Given what's going on in Europe, there is a tendency I suppose simply to say, "who cares," and move on to the deteriorating situation which seems to be playing out just as predicted.  But in the long run, how China turns out in both the near and short term will be more important, unless Putin, about whom Angie today questioned his sanity, blows up the whole world.

China looms larger today than even a few weeks ago because the Ukraine situation is going to put even a further damper on European growth which has not been looking good since the start of the year.  China is clearly going to slow but probably not come anywhere near stopping.  What is happening there, in my opinion, is more political and economic with Xi recognizing the need to consolidate power as a means by which he can tackle the two biggest problems facing the economy which are a monstrous culture of corruption at every level and a serious and growing problem with the financial sector which is overextended to a remarkable degree and undercapitalized to the extent that many institutions are de facto bankrupt and must be wound down.  The massive real estate bubble is the magnification of this which will create a rationing of credit in the manufacturing and retail sectors which, too, are undercapitalized.

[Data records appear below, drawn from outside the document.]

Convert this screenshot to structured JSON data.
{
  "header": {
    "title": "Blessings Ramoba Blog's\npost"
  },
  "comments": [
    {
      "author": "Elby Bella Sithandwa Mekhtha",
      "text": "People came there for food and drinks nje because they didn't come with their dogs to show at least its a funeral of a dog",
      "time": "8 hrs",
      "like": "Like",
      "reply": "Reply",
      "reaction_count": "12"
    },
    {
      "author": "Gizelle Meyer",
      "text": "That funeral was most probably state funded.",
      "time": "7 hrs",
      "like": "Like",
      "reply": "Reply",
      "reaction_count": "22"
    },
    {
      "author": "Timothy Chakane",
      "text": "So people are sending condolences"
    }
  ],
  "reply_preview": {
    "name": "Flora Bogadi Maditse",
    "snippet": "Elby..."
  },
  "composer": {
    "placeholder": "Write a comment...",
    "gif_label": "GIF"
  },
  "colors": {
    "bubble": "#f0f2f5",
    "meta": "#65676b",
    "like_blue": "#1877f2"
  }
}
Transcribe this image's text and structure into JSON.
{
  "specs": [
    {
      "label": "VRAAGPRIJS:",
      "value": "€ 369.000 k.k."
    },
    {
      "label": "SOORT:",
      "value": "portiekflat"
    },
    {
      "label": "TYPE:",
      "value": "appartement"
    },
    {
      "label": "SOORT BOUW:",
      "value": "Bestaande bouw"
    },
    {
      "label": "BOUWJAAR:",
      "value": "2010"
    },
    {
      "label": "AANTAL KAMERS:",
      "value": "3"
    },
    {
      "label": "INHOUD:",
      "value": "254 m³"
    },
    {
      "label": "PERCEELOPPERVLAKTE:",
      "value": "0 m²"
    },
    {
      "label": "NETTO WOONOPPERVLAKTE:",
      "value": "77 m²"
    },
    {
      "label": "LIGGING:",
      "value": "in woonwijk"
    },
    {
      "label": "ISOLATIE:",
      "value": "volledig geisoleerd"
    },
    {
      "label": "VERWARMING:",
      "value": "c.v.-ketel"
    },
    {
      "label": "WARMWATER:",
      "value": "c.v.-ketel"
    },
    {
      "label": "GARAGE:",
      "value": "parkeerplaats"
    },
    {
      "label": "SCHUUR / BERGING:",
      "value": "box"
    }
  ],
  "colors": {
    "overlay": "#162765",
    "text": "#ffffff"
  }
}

What has been a surprise, however, is the unbridled policy of currency devaluation which we have witnessed, far different than the subversive approach which has always marked Chinese practice as if they are saying, "we're devaluing, what are you going to do about it?"  Apparently not much if the last month is any indication.  Xi's consolidation and it's consequences are to be balanced by export earnings which is about the last thing the Western countries wanted to hear.

The approach is, of course, another confirmation of the most unfortunate refrain heard in the foreign policy halls of power that Xi is just another chief executive who has absolutely no respect for The Leader and considers him easily ignored.  It also relaxes his dealings with the PLA who will be hurt by Xi's reforms in their domestic holdings by allowing them to play fast and loose with their newly acquired toys in thoughts of expansion in Asia.  I find it simply remarkable that the "pivot towards Asia" which clearly provoked the Chinese leadership was followed just last week by the announcement of plans for a large cut in military spending just as China ramps up the same.  This administration's view of the world of foreign policy and indeed of the world itself, is self-created, colliding only occasionally with the reality that by that time has eclipsed The Leader's view of the world.  China is of course watching the developments in Europe and her future actions may…and I say may…be influenced by their outcome.  Risk is there but as opposed to just a few short weeks ago, it may be more political than financial as advantage is taken to fill the vacuum which the U.S. is apparently creating.  It's not a pretty sight; let's hope it can be improved upon.